Brandeis played a significant role in drawing American attention to the increasingly difficult position of Jews in the Soviet Union during the mid-70s. The Kremlin made its impatience with the visibility of Soviet Jewry clear when it canceled a scheduled Moscow Symposium on Jewish Culture, denied visas to visiting American scholars and arrested 13 of the symposium organizers.

Professor Marshall Sklare of the Brandeis Department of Contemporary Jewish Studies was one of the American scholars denied a visa. He read the paper intended for the symposium at Harvard instead, at a December meeting of the Jewish Council of Greater Boston held in response to the Soviet action. President Bernstein presented a resolution protesting the cancellation to the Council, which also resolved to urge American scientific societies to refuse further academic exchanges with Soviet scholars.

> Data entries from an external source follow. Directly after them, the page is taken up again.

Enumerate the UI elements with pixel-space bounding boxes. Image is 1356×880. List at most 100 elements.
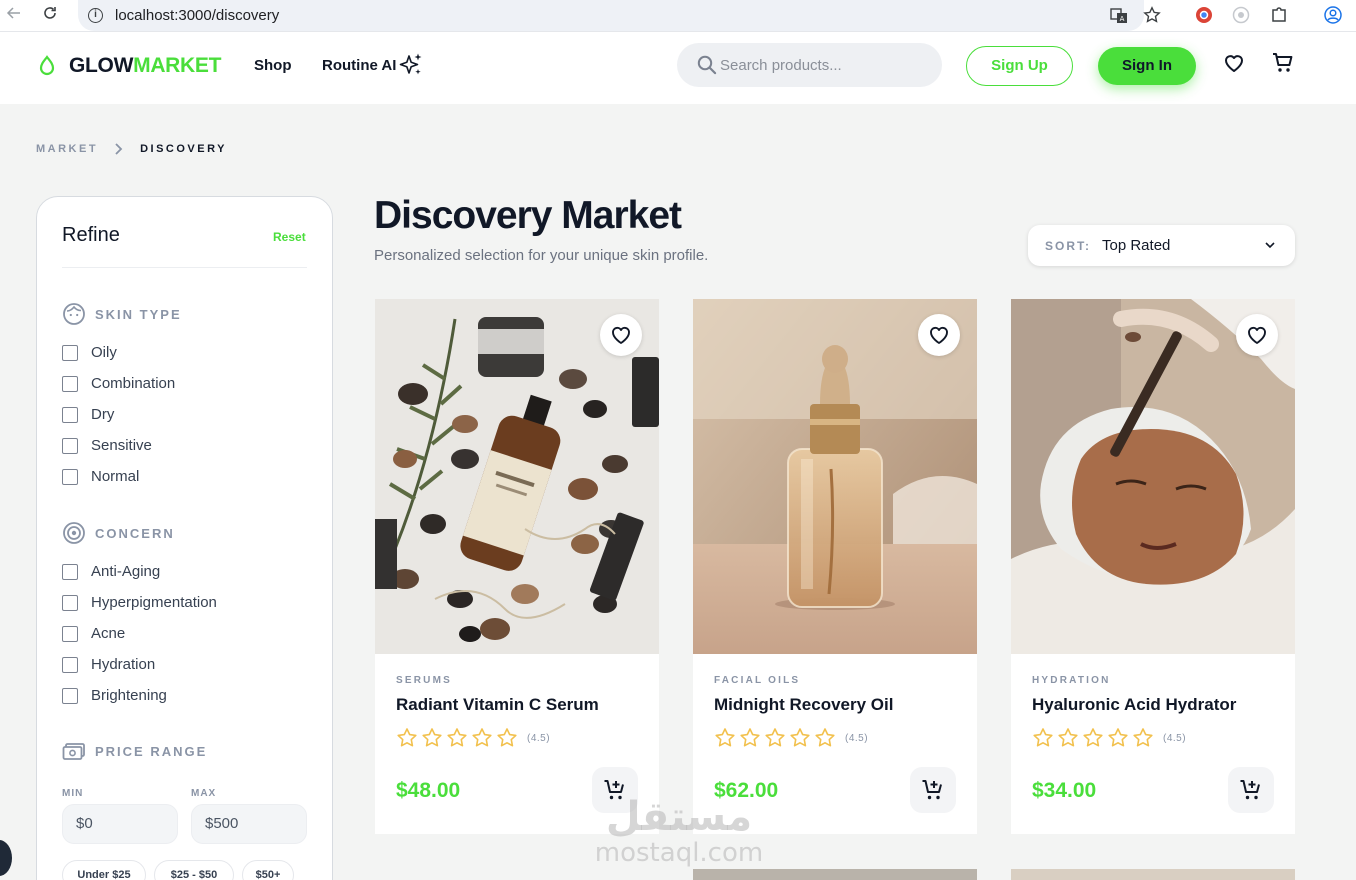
concern-option-brightening[interactable]: Brightening: [62, 687, 167, 704]
product-name[interactable]: Midnight Recovery Oil: [714, 695, 893, 715]
star-icon: [422, 728, 442, 747]
price-min-input[interactable]: $0: [62, 804, 178, 844]
product-card[interactable]: SERUMS Radiant Vitamin C Serum (4.5) $48…: [375, 299, 659, 834]
address-bar[interactable]: i localhost:3000/discovery A: [78, 0, 1161, 31]
chevron-right-icon: [115, 143, 123, 155]
extension-chrome-icon[interactable]: [1195, 6, 1213, 24]
skin-type-option-oily[interactable]: Oily: [62, 344, 117, 361]
wishlist-button[interactable]: [1236, 314, 1278, 356]
star-bookmark-icon[interactable]: [1143, 6, 1161, 24]
nav-routine-ai-link[interactable]: Routine AI: [322, 57, 396, 74]
price-range-heading: PRICE RANGE: [62, 739, 207, 763]
star-icon: [1133, 728, 1153, 747]
chevron-down-icon: [1265, 242, 1275, 249]
star-icon: [472, 728, 492, 747]
logo-text: GLOWMARKET: [69, 54, 222, 77]
product-card-peek[interactable]: [693, 869, 977, 880]
search-input[interactable]: [720, 51, 920, 79]
rating-value: (4.5): [845, 732, 869, 744]
heart-icon: [612, 326, 630, 344]
product-category: FACIAL OILS: [714, 675, 801, 686]
product-category: SERUMS: [396, 675, 452, 686]
checkbox[interactable]: [62, 375, 78, 392]
checkbox[interactable]: [62, 687, 78, 704]
star-icon: [1083, 728, 1103, 747]
wishlist-button[interactable]: [600, 314, 642, 356]
puzzle-extension-icon[interactable]: [1270, 6, 1288, 24]
product-card[interactable]: HYDRATION Hyaluronic Acid Hydrator (4.5)…: [1011, 299, 1295, 834]
product-name[interactable]: Radiant Vitamin C Serum: [396, 695, 599, 715]
concern-option-hydration[interactable]: Hydration: [62, 656, 155, 673]
price-chip-50-plus[interactable]: $50+: [242, 860, 294, 880]
money-icon: [62, 743, 85, 760]
checkbox[interactable]: [62, 437, 78, 454]
sort-value: Top Rated: [1102, 237, 1171, 254]
star-icon: [447, 728, 467, 747]
product-name[interactable]: Hyaluronic Acid Hydrator: [1032, 695, 1236, 715]
nav-shop-link[interactable]: Shop: [254, 57, 292, 74]
target-icon: [63, 522, 85, 544]
reload-icon[interactable]: [40, 5, 60, 25]
add-to-cart-icon: [1240, 780, 1260, 800]
checkbox[interactable]: [62, 625, 78, 642]
translate-icon[interactable]: A: [1110, 7, 1128, 25]
add-to-cart-button[interactable]: [910, 767, 956, 813]
profile-icon[interactable]: [1324, 6, 1342, 24]
star-icon: [397, 728, 417, 747]
logo[interactable]: GLOWMARKET: [36, 52, 221, 80]
search-icon: [697, 55, 717, 75]
star-icon: [715, 728, 735, 747]
sign-in-button[interactable]: Sign In: [1098, 47, 1196, 85]
price-max-input[interactable]: $500: [191, 804, 307, 844]
skin-type-option-normal[interactable]: Normal: [62, 468, 139, 485]
reset-filters-button[interactable]: Reset: [273, 230, 306, 244]
product-rating: (4.5): [1032, 727, 1186, 749]
extension-round-icon[interactable]: [1232, 6, 1250, 24]
checkbox[interactable]: [62, 344, 78, 361]
page-title: Discovery Market: [374, 194, 682, 237]
checkbox[interactable]: [62, 468, 78, 485]
sparkle-icon: [399, 53, 422, 75]
face-icon: [63, 303, 85, 325]
sidebar-divider: [62, 267, 307, 268]
rating-value: (4.5): [1163, 732, 1187, 744]
cart-icon[interactable]: [1271, 51, 1295, 75]
product-card-peek[interactable]: [1011, 869, 1295, 880]
star-icon: [765, 728, 785, 747]
star-icon: [815, 728, 835, 747]
concern-option-hyperpigmentation[interactable]: Hyperpigmentation: [62, 594, 217, 611]
star-icon: [1058, 728, 1078, 747]
concern-option-acne[interactable]: Acne: [62, 625, 125, 642]
skin-type-option-dry[interactable]: Dry: [62, 406, 114, 423]
concern-option-anti-aging[interactable]: Anti-Aging: [62, 563, 160, 580]
heart-icon[interactable]: [1222, 51, 1246, 75]
concern-heading: CONCERN: [62, 521, 175, 545]
checkbox[interactable]: [62, 594, 78, 611]
url-text: localhost:3000/discovery: [115, 7, 280, 24]
skin-type-option-sensitive[interactable]: Sensitive: [62, 437, 152, 454]
star-icon: [497, 728, 517, 747]
add-to-cart-button[interactable]: [1228, 767, 1274, 813]
checkbox[interactable]: [62, 656, 78, 673]
star-icon: [1108, 728, 1128, 747]
checkbox[interactable]: [62, 406, 78, 423]
star-icon: [1033, 728, 1053, 747]
back-arrow-icon[interactable]: [4, 5, 24, 25]
checkbox[interactable]: [62, 563, 78, 580]
price-chip-25-50[interactable]: $25 - $50: [154, 860, 234, 880]
sort-dropdown[interactable]: SORT: Top Rated: [1028, 225, 1295, 266]
site-header: GLOWMARKET Shop Routine AI Sign Up Sign …: [0, 32, 1356, 104]
search-bar[interactable]: [677, 43, 942, 87]
product-price: $48.00: [396, 779, 461, 802]
info-icon[interactable]: i: [88, 8, 103, 23]
skin-type-heading: SKIN TYPE: [62, 302, 182, 326]
product-card[interactable]: FACIAL OILS Midnight Recovery Oil (4.5) …: [693, 299, 977, 834]
price-chip-under-25[interactable]: Under $25: [62, 860, 146, 880]
wishlist-button[interactable]: [918, 314, 960, 356]
floating-widget[interactable]: [0, 840, 12, 876]
skin-type-option-combination[interactable]: Combination: [62, 375, 175, 392]
svg-text:A: A: [1120, 15, 1125, 23]
breadcrumb-market-link[interactable]: MARKET: [36, 143, 98, 155]
sign-up-button[interactable]: Sign Up: [966, 46, 1073, 86]
price-min-label: MIN: [62, 788, 84, 799]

Sparked by the imprisonment of Natan (Anatoly) Sharansky as a “refusnik” (a Soviet Jew determined to oppose Russian bureaucracy and apply for emigration to Israel), a group of American students organized the Student Council for Soviet Jewry, a student lobby in Washington DC. With the assistance of Brandeis Hillel, SCSJ continued to organize the Soviet Jewry Lobby for approximately 10 years until their work and the work of thousands of others pressured the USSR into opening its gates and allowing Jews to emigrate to Israel. At its height in the mid-80s, SCSJ mobilized 700 students from across the U.S. for 36 hours of lectures, workshops, speakers and lobbying on behalf of Soviet Jews.

—Ora Gladstone
Associate Director, Hillel Foundation;

Angela Davis Returns

Angela Davis, ’65 returned to her alma mater to speak before an enthusiastic crowd of over 900. Brandeis students warmly received her lecture, an impassioned condemnation of the use of the criminal justice system as a tool of racist oppression. But when white students were excluded from a reception held in her honor that evening, warm feelings quickly cooled.